Distributed Consensus with Byzantine Adversaries

Distributed Consensus with Byzantine Adversaries

Title : Distributed Consensus with Byzantine Adversaries
Authors :
Baras, John S.
Gao, Peixin
Liu, Xiangyang
Conference : 51st Annual Allerton Conference
Date: October 02 - October 04, 2013

The problem of distributed consensus algorithms in the presence of Byzantine adversaries has been increasingly important in both distributed computing scenaria and cyber-physical systems. Yet a satisfactory solution to the problem is still being sought due to the fact that Byzantine adversaries can output arbitrary wrong states and even collude to cause worse damages. We aim to solve the problem via detecting adversaries. Related works in multi-party computation in computer science are addressing this type of problem relying on the assumption that adversaries cannot lie about their input values. Works in the control theoretic literature rely on strict and hardly verifiable network robustness conditions. Both lines of research just consider guaranteeing the consensus in the face of adversaries yet neither of them considers detecting adversaries. In this paper a method is proposed to investigate this problem based on the detection of adversaries in the execution of the consensus algorithm. We integrate a trust evaluation
mechanism into the consensus algorithm, where trust can be established with the help of a special subset of nodes, namely headers.
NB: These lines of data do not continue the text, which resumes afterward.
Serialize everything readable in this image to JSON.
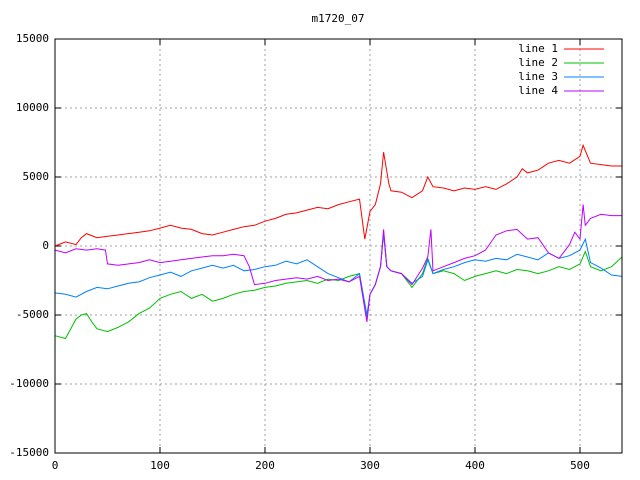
{
  "chart_data": {
    "type": "line",
    "title": "m1720_07",
    "xlim": [
      0,
      540
    ],
    "ylim": [
      -15000,
      15000
    ],
    "xticks": [
      0,
      100,
      200,
      300,
      400,
      500
    ],
    "yticks": [
      -15000,
      -10000,
      -5000,
      0,
      5000,
      10000,
      15000
    ],
    "grid": true,
    "legend": "top-right",
    "series": [
      {
        "name": "line 1",
        "color": "#ff0000",
        "x": [
          0,
          10,
          20,
          25,
          30,
          40,
          50,
          60,
          70,
          80,
          90,
          100,
          110,
          120,
          130,
          140,
          150,
          160,
          170,
          180,
          190,
          200,
          210,
          220,
          230,
          240,
          250,
          260,
          270,
          280,
          290,
          295,
          300,
          305,
          310,
          313,
          318,
          320,
          330,
          340,
          350,
          355,
          360,
          370,
          380,
          390,
          400,
          410,
          420,
          430,
          440,
          445,
          450,
          460,
          470,
          480,
          490,
          500,
          503,
          510,
          520,
          530,
          540
        ],
        "values": [
          0,
          300,
          100,
          600,
          900,
          600,
          700,
          800,
          900,
          1000,
          1100,
          1300,
          1500,
          1300,
          1200,
          900,
          800,
          1000,
          1200,
          1400,
          1500,
          1800,
          2000,
          2300,
          2400,
          2600,
          2800,
          2700,
          3000,
          3200,
          3400,
          500,
          2500,
          3000,
          4500,
          6800,
          4500,
          4000,
          3900,
          3500,
          4000,
          5000,
          4300,
          4200,
          4000,
          4200,
          4100,
          4300,
          4100,
          4500,
          5000,
          5600,
          5300,
          5500,
          6000,
          6200,
          6000,
          6500,
          7300,
          6000,
          5900,
          5800,
          5800
        ]
      },
      {
        "name": "line 2",
        "color": "#00c000",
        "x": [
          0,
          10,
          15,
          20,
          25,
          30,
          35,
          40,
          50,
          60,
          70,
          80,
          90,
          100,
          110,
          120,
          130,
          140,
          150,
          160,
          170,
          180,
          190,
          200,
          210,
          220,
          230,
          240,
          250,
          260,
          270,
          280,
          290,
          297,
          300,
          305,
          310,
          313,
          316,
          320,
          330,
          340,
          350,
          355,
          360,
          370,
          380,
          390,
          400,
          410,
          420,
          430,
          440,
          450,
          460,
          470,
          480,
          490,
          500,
          505,
          510,
          520,
          530,
          540
        ],
        "values": [
          -6500,
          -6700,
          -6000,
          -5300,
          -5000,
          -4900,
          -5500,
          -6000,
          -6200,
          -5900,
          -5500,
          -4900,
          -4500,
          -3800,
          -3500,
          -3300,
          -3800,
          -3500,
          -4000,
          -3800,
          -3500,
          -3300,
          -3200,
          -3000,
          -2900,
          -2700,
          -2600,
          -2500,
          -2700,
          -2400,
          -2500,
          -2200,
          -2000,
          -5200,
          -3500,
          -2800,
          -1500,
          1000,
          -1500,
          -1800,
          -2000,
          -3000,
          -2000,
          -900,
          -2000,
          -1800,
          -2000,
          -2500,
          -2200,
          -2000,
          -1800,
          -2000,
          -1700,
          -1800,
          -2000,
          -1800,
          -1500,
          -1700,
          -1300,
          -400,
          -1500,
          -1800,
          -1500,
          -800
        ]
      },
      {
        "name": "line 3",
        "color": "#0080ff",
        "x": [
          0,
          10,
          20,
          30,
          40,
          50,
          60,
          70,
          80,
          90,
          100,
          110,
          120,
          130,
          140,
          150,
          160,
          170,
          180,
          190,
          200,
          210,
          220,
          230,
          240,
          250,
          260,
          270,
          280,
          290,
          297,
          300,
          305,
          310,
          313,
          316,
          320,
          330,
          340,
          350,
          355,
          360,
          370,
          380,
          390,
          400,
          410,
          420,
          430,
          440,
          450,
          460,
          470,
          480,
          490,
          500,
          505,
          510,
          520,
          530,
          540
        ],
        "values": [
          -3400,
          -3500,
          -3700,
          -3300,
          -3000,
          -3100,
          -2900,
          -2700,
          -2600,
          -2300,
          -2100,
          -1900,
          -2200,
          -1800,
          -1600,
          -1400,
          -1600,
          -1400,
          -1800,
          -1700,
          -1500,
          -1400,
          -1100,
          -1300,
          -1000,
          -1500,
          -2000,
          -2300,
          -2600,
          -2000,
          -5000,
          -3500,
          -2800,
          -1500,
          900,
          -1500,
          -1800,
          -2000,
          -2700,
          -2200,
          -1000,
          -2000,
          -1700,
          -1500,
          -1200,
          -1000,
          -1100,
          -900,
          -1000,
          -600,
          -800,
          -1000,
          -500,
          -900,
          -700,
          -300,
          500,
          -1200,
          -1600,
          -2100,
          -2200
        ]
      },
      {
        "name": "line 4",
        "color": "#c000ff",
        "x": [
          0,
          10,
          20,
          30,
          40,
          48,
          50,
          60,
          70,
          80,
          90,
          100,
          110,
          120,
          130,
          140,
          150,
          160,
          170,
          180,
          185,
          190,
          200,
          210,
          220,
          230,
          240,
          250,
          260,
          270,
          280,
          290,
          297,
          300,
          305,
          310,
          313,
          316,
          320,
          330,
          340,
          350,
          355,
          358,
          360,
          370,
          380,
          390,
          400,
          410,
          420,
          430,
          440,
          450,
          460,
          470,
          480,
          490,
          495,
          500,
          503,
          505,
          510,
          520,
          530,
          540
        ],
        "values": [
          -300,
          -500,
          -200,
          -300,
          -200,
          -300,
          -1300,
          -1400,
          -1300,
          -1200,
          -1000,
          -1200,
          -1100,
          -1000,
          -900,
          -800,
          -700,
          -700,
          -600,
          -700,
          -1500,
          -2800,
          -2700,
          -2500,
          -2400,
          -2300,
          -2400,
          -2200,
          -2500,
          -2400,
          -2600,
          -2200,
          -5500,
          -3500,
          -2800,
          -1500,
          1200,
          -1500,
          -1800,
          -2000,
          -2800,
          -1600,
          -800,
          1200,
          -1800,
          -1500,
          -1200,
          -900,
          -700,
          -300,
          800,
          1100,
          1200,
          500,
          600,
          -500,
          -900,
          100,
          1000,
          500,
          3000,
          1500,
          2000,
          2300,
          2200,
          2200
        ]
      }
    ]
  }
}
We propose a two-layer hierarchical framework, where the top layer is a super-step dealing with a vectorized consensus algorithm, and the bottom layer is a sub-step, executing our proposed parallel vectorized voting scheme. The parallel vectorized voting scheme uses the information received by the top layer as an initial trust opinion and then evolves to equilibrium trust opinions. The vectorized consensus algorithm in the top layer utilizes the trust evaluation results provided by the bottom layer to update confidence levels and states. We also derive an upper bound of the number of adversaries that our algorithm can resist in each super-step.